The cost data underlines all of this. IAB's State of Data research found 62% of clean room users spent at least $200,000 in a year, yet fewer than a third use the advanced capabilities. The alternative paradigms the industry is now reaching for (cryptographic matching, private set intersection, federated analytics where the computation goes to the data) point at architectures where the operator is removed rather than trusted. Several rest on the same family of cryptographic primitives, including the Oblivious Pseudorandom Function (OPRF, standardised as RFC 9497), which lets two parties match on shared values without either side, or any middleman, seeing the other's inputs. That is the same primitive mintBlue uses in its privacy-preserving data-sharing work for fraud-fighting authorities, bringing signals together without disclosing the underlying records. For more, see data interoperability.

How to choose

The right choice follows from the situation, not from which vendor markets hardest. If you are measuring campaigns and matching audiences with commercial partners, a clean room is the correct category, and you pick by ecosystem (the verdicts above map each to its sweet spot). If you need the strongest privacy guarantee for sensitive but still aggregate analysis and can accept data moving into an enclave, Decentriq is the most defensible hosted option.
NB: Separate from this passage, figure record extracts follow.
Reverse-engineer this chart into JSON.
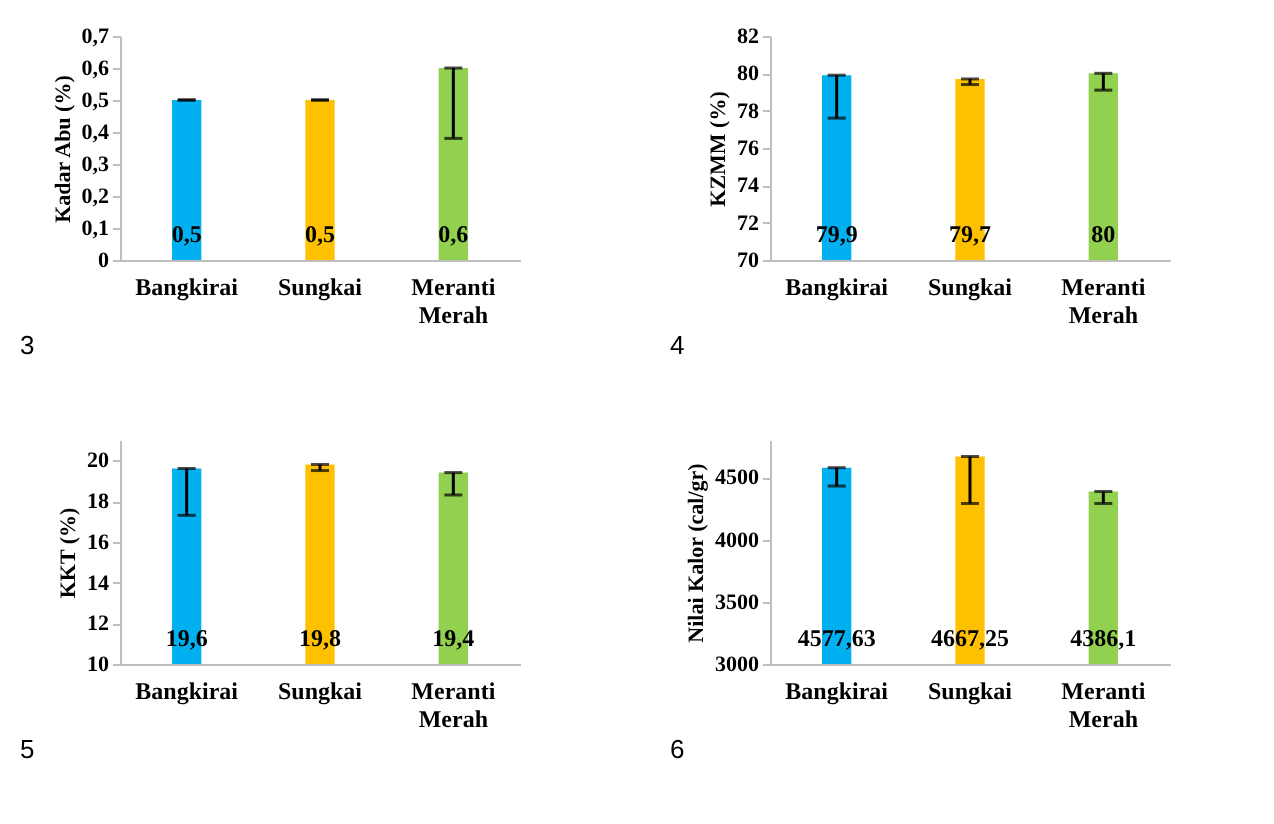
{
  "chart_data": [
    {
      "type": "bar",
      "ylabel": "Kadar Abu (%)",
      "categories": [
        "Bangkirai",
        "Sungkai",
        "Meranti Merah"
      ],
      "values": [
        0.5,
        0.5,
        0.6
      ],
      "colors": [
        "#00b0f0",
        "#ffc000",
        "#92d050"
      ],
      "errors": [
        [
          0.5,
          0.5
        ],
        [
          0.5,
          0.5
        ],
        [
          0.38,
          0.6
        ]
      ],
      "value_labels": [
        "0,5",
        "0,5",
        "0,6"
      ],
      "ylim": [
        0,
        0.7
      ],
      "yticks": [
        0,
        {
          "value": 0.1,
          "label": "0,1"
        },
        {
          "value": 0.2,
          "label": "0,2"
        },
        {
          "value": 0.3,
          "label": "0,3"
        },
        {
          "value": 0.4,
          "label": "0,4"
        },
        {
          "value": 0.5,
          "label": "0,5"
        },
        {
          "value": 0.6,
          "label": "0,6"
        },
        {
          "value": 0.7,
          "label": "0,7"
        }
      ],
      "annotations": [
        "3"
      ]
    },
    {
      "type": "bar",
      "ylabel": "KZMM (%)",
      "categories": [
        "Bangkirai",
        "Sungkai",
        "Meranti Merah"
      ],
      "values": [
        79.9,
        79.7,
        80
      ],
      "colors": [
        "#00b0f0",
        "#ffc000",
        "#92d050"
      ],
      "errors": [
        [
          77.6,
          79.9
        ],
        [
          79.4,
          79.7
        ],
        [
          79.1,
          80
        ]
      ],
      "value_labels": [
        "79,9",
        "79,7",
        "80"
      ],
      "ylim": [
        70,
        82
      ],
      "yticks": [
        70,
        72,
        74,
        76,
        78,
        80,
        82
      ],
      "annotations": [
        "4"
      ]
    },
    {
      "type": "bar",
      "ylabel": "KKT (%)",
      "categories": [
        "Bangkirai",
        "Sungkai",
        "Meranti Merah"
      ],
      "values": [
        19.6,
        19.8,
        19.4
      ],
      "colors": [
        "#00b0f0",
        "#ffc000",
        "#92d050"
      ],
      "errors": [
        [
          17.3,
          19.6
        ],
        [
          19.5,
          19.8
        ],
        [
          18.3,
          19.4
        ]
      ],
      "value_labels": [
        "19,6",
        "19,8",
        "19,4"
      ],
      "ylim": [
        10,
        21
      ],
      "yticks": [
        10,
        12,
        14,
        16,
        18,
        20
      ],
      "annotations": [
        "5"
      ]
    },
    {
      "type": "bar",
      "ylabel": "Nilai Kalor (cal/gr)",
      "categories": [
        "Bangkirai",
        "Sungkai",
        "Meranti Merah"
      ],
      "values": [
        4577.63,
        4667.25,
        4386.1
      ],
      "colors": [
        "#00b0f0",
        "#ffc000",
        "#92d050"
      ],
      "errors": [
        [
          4430,
          4577.63
        ],
        [
          4290,
          4667.25
        ],
        [
          4290,
          4386.1
        ]
      ],
      "value_labels": [
        "4577,63",
        "4667,25",
        "4386,1"
      ],
      "ylim": [
        3000,
        4800
      ],
      "yticks": [
        3000,
        3500,
        4000,
        4500
      ],
      "annotations": [
        "6"
      ]
    }
  ]
}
If your problem is operational data sharing across organisational boundaries, between regulators and the market, across a supply chain, or between parties who do not trust a shared operator (competitors included), and you need row-level, real-time exchanges anchored in a verifiable audit trail, that is where the clean room model stops fitting and a decentralised, peer-to-peer architecture like mintBlue's belongs. Measuring between advertising partners points to a clean room. Sharing operational data between organisations that cannot afford to trust an operator points to removing the operator instead.

FAQs

What is a data clean room?
A data clean room is a controlled environment where two or more organisations analyse their combined data without handing over the raw records. Each party's data stays in its own space, an operator enforces which queries can run, and only aggregated results come back out. It is most common in advertising for audience overlap, reach, and attribution.

How does a data clean room work?
A clean room combines three controls: data placement (each party's data sits in its own account, queried where it lives rather than pooled), query restriction (only approved, usually templated queries run, with privacy checks like minimum-audience thresholds), and output control (results are aggregated and anything that could re-identify an individual is blocked). The operator enforces these rules, so protection rests on trusting that operator.
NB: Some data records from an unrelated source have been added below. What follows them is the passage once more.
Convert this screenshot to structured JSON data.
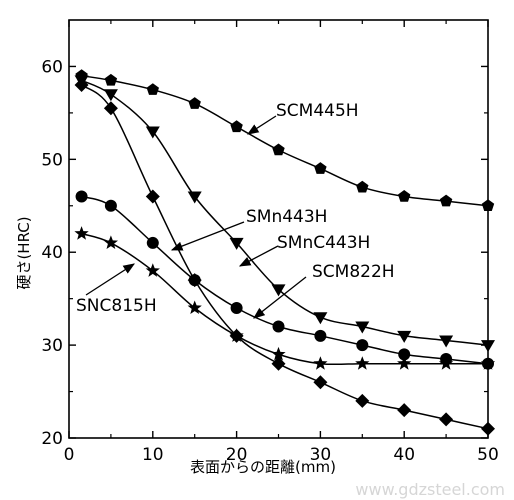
{
  "chart_data": {
    "type": "line",
    "title": "",
    "xlabel": "表面からの距離(mm)",
    "ylabel": "硬さ(HRC)",
    "xlim": [
      0,
      50
    ],
    "ylim": [
      20,
      65
    ],
    "xticks": [
      0,
      10,
      20,
      30,
      40,
      50
    ],
    "yticks": [
      20,
      30,
      40,
      50,
      60
    ],
    "grid": false,
    "legend": "none",
    "series": [
      {
        "name": "SCM445H",
        "marker": "pentagon",
        "x": [
          1.5,
          5,
          10,
          15,
          20,
          25,
          30,
          35,
          40,
          45,
          50
        ],
        "y": [
          59,
          58.5,
          57.5,
          56,
          53.5,
          51,
          49,
          47,
          46,
          45.5,
          45
        ]
      },
      {
        "name": "SMnC443H",
        "marker": "triangle-down",
        "x": [
          1.5,
          5,
          10,
          15,
          20,
          25,
          30,
          35,
          40,
          45,
          50
        ],
        "y": [
          58.5,
          57,
          53,
          46,
          41,
          36,
          33,
          32,
          31,
          30.5,
          30
        ]
      },
      {
        "name": "SMn443H",
        "marker": "diamond",
        "x": [
          1.5,
          5,
          10,
          15,
          20,
          25,
          30,
          35,
          40,
          45,
          50
        ],
        "y": [
          58,
          55.5,
          46,
          37,
          31,
          28,
          26,
          24,
          23,
          22,
          21
        ]
      },
      {
        "name": "SCM822H",
        "marker": "circle",
        "x": [
          1.5,
          5,
          10,
          15,
          20,
          25,
          30,
          35,
          40,
          45,
          50
        ],
        "y": [
          46,
          45,
          41,
          37,
          34,
          32,
          31,
          30,
          29,
          28.5,
          28
        ]
      },
      {
        "name": "SNC815H",
        "marker": "star",
        "x": [
          1.5,
          5,
          10,
          15,
          20,
          25,
          30,
          35,
          40,
          45,
          50
        ],
        "y": [
          42,
          41,
          38,
          34,
          31,
          29,
          28,
          28,
          28,
          28,
          28
        ]
      }
    ]
  },
  "watermark": "www.gdzsteel.com"
}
What is the best alternative to a data clean room?
It depends on the job. For privacy-preserving identity matching, cryptographic protocols like PAIR or networks like Karlsgate remove the shared warehouse. For operational, cross-organisational data sharing where you cannot trust a central operator, decentralised infrastructure that keeps data at source and exchanges it peer-to-peer with an audit trail is a better fit than any clean room.

Are data clean rooms expensive?
They can be. IAB research found 62% of users spent at least $200,000 in a year and 23% spent over $500,000, with implementations taking up to two years. Fewer than a third use the advanced features, so a lot of that spend supports basic overlap counts.

Is a data clean room the same as confidential computing?
No. Confidential computing (used by Decentriq) runs analysis inside hardware-enforced secure enclaves so the operator cannot read the data even while processing it. Many clean rooms rely on policy and contract instead. Confidential computing can power a clean room, but most do not use it, and even with it the encrypted data still moves into the enclave.